Files mostly have a format, which consist of the payload and additional storage, such as metadata. In a JFIF file the actual picture is the payload, while a potential thumbnail, a potential comment or potential Exif, IPTC, XMP or ICC blocks are metadata. The payload may have bytes that resemble to ASCII latin letters. In the file format any latin letters can also occur (as identification for an APP marker or for JFIF's comment). In the metadata any latin letters can also occur, again either because it is text, or by coincidence.
In a PNG file each chunk can by coincidence have the four latin letters <?
because of its 32 bit CRC field. Chunks don't need to be dedicated to store text (such as tEXt
), but could also carry any data that a decoder silently ignores, because it just doesn't know how to deal with it. And the picture payload can have such bytes by concidence, too.
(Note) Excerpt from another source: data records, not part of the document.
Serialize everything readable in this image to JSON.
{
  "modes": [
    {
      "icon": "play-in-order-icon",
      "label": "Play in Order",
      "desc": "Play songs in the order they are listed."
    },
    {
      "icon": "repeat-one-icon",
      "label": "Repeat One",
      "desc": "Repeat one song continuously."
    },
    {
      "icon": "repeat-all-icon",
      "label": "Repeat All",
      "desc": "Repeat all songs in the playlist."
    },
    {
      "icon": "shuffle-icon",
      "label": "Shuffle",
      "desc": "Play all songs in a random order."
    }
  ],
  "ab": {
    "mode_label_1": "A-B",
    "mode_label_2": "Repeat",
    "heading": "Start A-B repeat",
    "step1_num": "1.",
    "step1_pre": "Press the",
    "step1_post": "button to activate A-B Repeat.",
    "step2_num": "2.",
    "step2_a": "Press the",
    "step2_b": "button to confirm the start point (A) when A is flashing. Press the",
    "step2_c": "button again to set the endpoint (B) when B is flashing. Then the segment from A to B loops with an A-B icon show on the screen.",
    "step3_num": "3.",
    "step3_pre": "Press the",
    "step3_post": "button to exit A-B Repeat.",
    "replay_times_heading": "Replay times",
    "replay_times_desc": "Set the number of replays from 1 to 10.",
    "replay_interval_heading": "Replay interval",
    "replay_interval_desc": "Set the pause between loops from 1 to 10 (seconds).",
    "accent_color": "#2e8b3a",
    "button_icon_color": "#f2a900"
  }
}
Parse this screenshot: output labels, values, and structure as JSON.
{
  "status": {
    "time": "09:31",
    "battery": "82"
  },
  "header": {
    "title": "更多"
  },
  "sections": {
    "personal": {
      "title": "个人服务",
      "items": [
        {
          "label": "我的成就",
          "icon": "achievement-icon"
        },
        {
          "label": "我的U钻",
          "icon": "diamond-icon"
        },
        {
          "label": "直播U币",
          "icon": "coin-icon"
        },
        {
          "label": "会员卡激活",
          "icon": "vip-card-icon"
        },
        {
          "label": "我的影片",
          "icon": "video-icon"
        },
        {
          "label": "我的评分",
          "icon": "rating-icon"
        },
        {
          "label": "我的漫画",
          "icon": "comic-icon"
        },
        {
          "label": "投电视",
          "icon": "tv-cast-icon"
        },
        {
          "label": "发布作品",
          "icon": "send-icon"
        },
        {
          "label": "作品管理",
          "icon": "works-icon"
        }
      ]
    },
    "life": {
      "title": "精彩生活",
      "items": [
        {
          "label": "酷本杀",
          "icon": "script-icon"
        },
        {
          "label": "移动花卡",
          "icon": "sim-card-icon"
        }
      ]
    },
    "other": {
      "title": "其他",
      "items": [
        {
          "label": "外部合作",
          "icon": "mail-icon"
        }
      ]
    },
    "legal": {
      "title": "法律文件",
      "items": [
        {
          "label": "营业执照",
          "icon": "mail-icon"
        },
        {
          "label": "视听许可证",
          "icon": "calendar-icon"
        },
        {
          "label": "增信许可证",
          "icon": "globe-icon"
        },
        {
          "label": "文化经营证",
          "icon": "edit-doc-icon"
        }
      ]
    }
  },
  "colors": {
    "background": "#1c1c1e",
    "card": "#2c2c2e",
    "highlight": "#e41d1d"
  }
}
WebM and FLV are containers, so not only their formats, but also their streams have multiple chances for such byte combinations - you have to expect VP8, VP9, Vorbis and Opus for WebM and Sorensen Spark, VP6, Screen video, H.264, MP3 and even more for FLV. PDF can contain both binary and text and is rather a nightmare to parse.
Neither will you discover all occurances of what looks like text and what you consider dangerous, nor will any of those file formats never contain something that can be interpreted as text. I'm interested in how you "remove" such findings without corrupting each file's format.
A better approach would be to recognize the file format: first looking for any signature and upon finding one making further tests until you're sure enough what you hold there. And if it fails you can reject the upload. What remains should never have a chance to be interpreted as PHP files, which can easily be configured.